Bagaimana bisa dia?

Arwen mondar-mandir di kamarnya saat Aiden masuk. Alisnya berkerut melihat kegelisahan Arwen.

Di sisi lain, Arwen tidak menyadari kehadirannya sampai ia menabrak dada lebar Aiden. Kaget, dia berteriak pelan, mundur sambil mengusap keningnya. "Ah! Kamu sudah kembali?"

Aiden melirik dirinya sendiri, lalu kembali kepadanya, bibirnya bergerak menunjukkan sedikit hiburan. "Sepertinya iya. Kenapa?
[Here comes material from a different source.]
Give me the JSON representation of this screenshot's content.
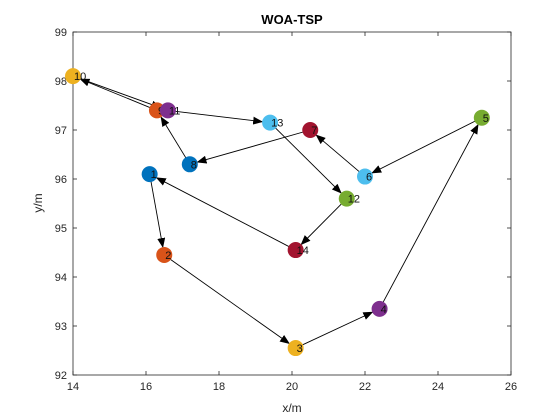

Kamu menungguku?"

Arwen menempelkan bibirnya, mencoba untuk tidak tersenyum. "Apa pendapatmu?"

"Aku tidak berpikir apa-apa," jawab Aiden dengan santai.

"Suami," dia mulai, meraih lengan Aiden sebelum menariknya bersamanya. "Tentu saja, aku menunggumu. Kemari," katanya, membimbingnya untuk duduk di tepi tempat tidur.

"Ada sesuatu yang sangat penting yang lupa kusampaikan padamu," tambahnya, nadanya mengandung sedikit kekhawatiran.

Kerutan lembut di dahinya membuat ekspresi Aiden menjadi serius. "Apa itu?" dia bertanya dengan hati-hati.